Pertempuran iklan antara larutan Cap Kaki Tiga dan Cap Badak, tengah berlangsung. Pertempuran ini terjadi di segala lini, termasuk di ranah hukum. Sejarah larutan penyegar Cap Badak sejatinya berkaitan dengan sejarah merek yang saat ini menjadi seteru utamanya, Cap Kaki Tiga. Pada tahun 1978, PT. Sinde Budi menerima lisensi untuk penggunaan merek dagang Cap Kaki Tiga dari Wen Ken Drug Singapore. Namun kemudian Wen Ken Drug Singapore mengalihkan lisensi itu kepada PT. Kinocare Era Kosmetindo. Konsekuensinya, PT. Sinde Budi tidak boleh lagi menjual merek Cap Kaki Tiga. Sebagai gantinya, PT. Sinde Budi mengeluarkan produk larutan penyegar dengan merek Cap Badak.

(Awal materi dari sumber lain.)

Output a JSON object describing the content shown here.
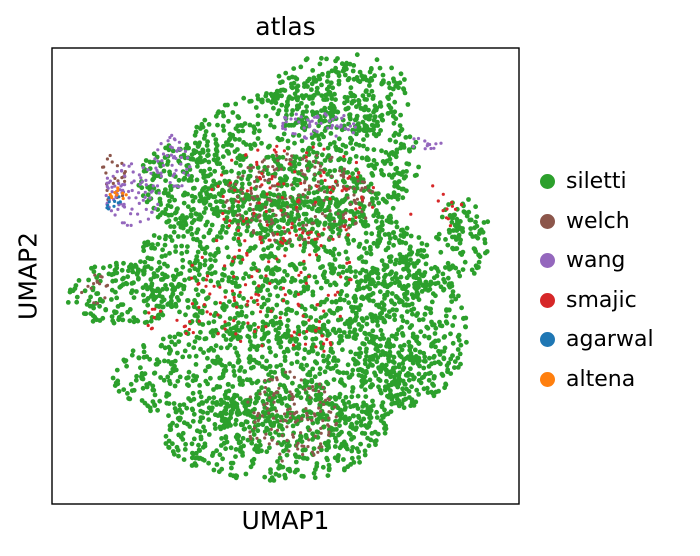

Pecah kongsi tatkala seperti ini lumrah terjadi. Franchisee, pemegang lisensi, atau distributor yang merasa berjasa membesarkan merek tentu tidak tinggal diam. Jika produk tersebut mudah ditiru, tentu mereka akan membuat merek tandingan. Jika produknya berteknologi tinggi, mereka mengambil produk kompetitor untuk dibesarkan.
Ternyata dalam perkembangannya, Cap Badak mampu bersaing dengan Cap Kaki Tiga. Meski demikian, Jony Yuwono dari PT. Sinde Budi mengatakan bahwa isu pergantian merek ini bukanlah hal yang mudah. Untuk mendidik pelanggan, menurut Budi, perusahaannya memerlukan waktu kurang lebih setahun. Usaha ini, menurut Budi membawa hasil positif. Ia menarik kesimpulan ini berdasarkan sebuah hasil survei, yang mengungkapkan bahwa orang lebih mengingat gambar badak ketimbang tulisan merek.
Setelah kehilangan hak menggunakan nama Cap Kaki Tiga, keputusan PT. Sinde Budi mengeluarkan nama dan logo baru untuk produk larutan penyegarnya memang langkah yang logis. Meskipun bisa dikatakan melahirkan merek baru, tapi latar belakang historis serta kemiripan visual dan pola komunikasi yang diterapkan, namun strategi inilah yang dijalankan lebih mirip dengan dengan pemerekan kembali (rebranding).
Pemerekan kembali bisa dilakukan terhadap nama, logo, ataupun slogan. Tujuannya membangun identitas baru untuk kemudian ditanamkan di benak pelanggan, investor, pemasok, dan juga pesaing. Pemerekan kembali dapat dilakukan untuk merek baru, merek mapan, maupun yang masih dalam tahap pengembangan.
Banyak alasan di balik pemerekan kembali. Terbanyak, untuk membedakan diri dengan merek pesaing. Alasan berikutnya adalah mengikis citra negatif. Misalnya, Philip Morris Companies Inc. mengubah namanya menjadi Altria Group, Inc. Perusahaan dengan nama baru ini adalah pemilik Philip Morris USA, divisi produk-produk tembakau yang menaungi merek seperti Marlboro dan Benson & Hedges. Tujuannya mengatasi konotasi negatif produk tembakau, yang dikhawatirkan berdampak buruk bagi merek-merek Philip Morris yang lain semisal Kraft.
Alasan lain, untuk mengatasi kehilangan pangsa pasar. Saat Steve Jobs kembali ke Apple, ia mengubah nama Apple Computer menjadi Apple. Tujuanya agar dapat menjual produk selain komputer, yang persaingannya sudah sangat ketat. Terbukti kemudian Apple dapat menjual iPod dan iPhone yang sukses besar.
Merger dan akuisisi juga dapat memicu pemerekan kembali. Biasanya, perusahaan yang melakukan akuisisi menamai kembali produk-produk yang diakuisisi sehingga konsisten dengan lini produk yang sudah ada. Contohnya, saat mengakuisisi Quaterback, Symantec, produsen antivirus, menamai CleanSweep menjadi Norton CleanSweep. Kemudian, Symantec mereposisi seluruh lini produknya dengan mengelompokkan produk-produknya ke dalam kumpulan yang disebut Norton SystemWork.
Apapun alasannya, perlu diingat tidak semua pemerekan kembali berhasil. Agar sukses, kualitas produk dan pemahaman yang komprehensif terhadap pasar sasaran merek baru wajib menjadi prioritas. Selain dari sisi pemasaran, faktor sumber daya manusia tak boleh dilalaikan. Terutama menanamkan antusiasme karyawan terhadap usaha-usaha pemerekan kembali, yang tujuan akhirnya adalah kebanggaan terhadap merek baru.